Executive Benefits Insurance Agency v. Arkison
June 9, 2014
Case #: 12-1200
Thomas, J., delivered the opinion for a unanimous Court.
Full Text Opinion: http://www.supremecourt.gov/opinions/13pdf/12-1200_2035.pdf
Bankruptcy Law: When hearing a Stern claim — certain "core" bankruptcy claims over which bankruptcy courts lack the power to grant final adjudications — bankruptcy courts may issue proposed findings of fact and conclusions of law for district courts to review de novo.
A bankruptcy trustee, Respondent, sued Petitioner in bankruptcy court, claiming Petitioner attempted a fraudulent conveyance. The court granted summary judgment for Respondent. Petitioner appealed to the district court, which reviewed the findings of fact and conclusions of law de novo, and affirmed summary judgment. Respondent appealed to the Ninth Circuit, which held that under Stern v. Marshall the bankruptcy court did not have final adjudicatory jurisdiction over certain “core” claims such as fraudulent conveyance, but affirmed the district court judgment because it reviewed the bankruptcy court judgment de novo. The Supreme Court granted certiorari, and affirms.

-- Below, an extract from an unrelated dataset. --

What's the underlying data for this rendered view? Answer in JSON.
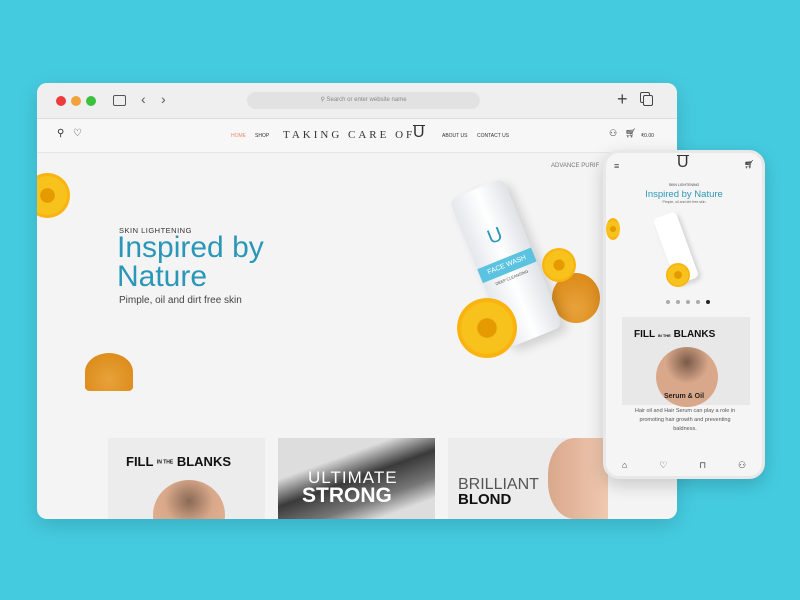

The Federal Judgeship Act of 1984 granted bankruptcy courts the power to grant final judgments, but in Stern v. Marshall, 564 U.S. ___, 131 S. Ct. 2594, 180 L. Ed. 2d 475 (2011), the Supreme Court held that Article III limits final adjudicatory power of certain “core” bankruptcy claims exclusively to district courts. Respondent raised Stern as a defense, which the Ninth Circuit rejected, both for failing to prove the district court erred. The Supreme Court affirmed the Ninth Circuit interpretation of Stern, clarifying that in cases such as this, bankruptcy courts may issue proposed findings of fact and conclusions of law over these “Stern claims” that the district court may use in reviewing the judgment de novo.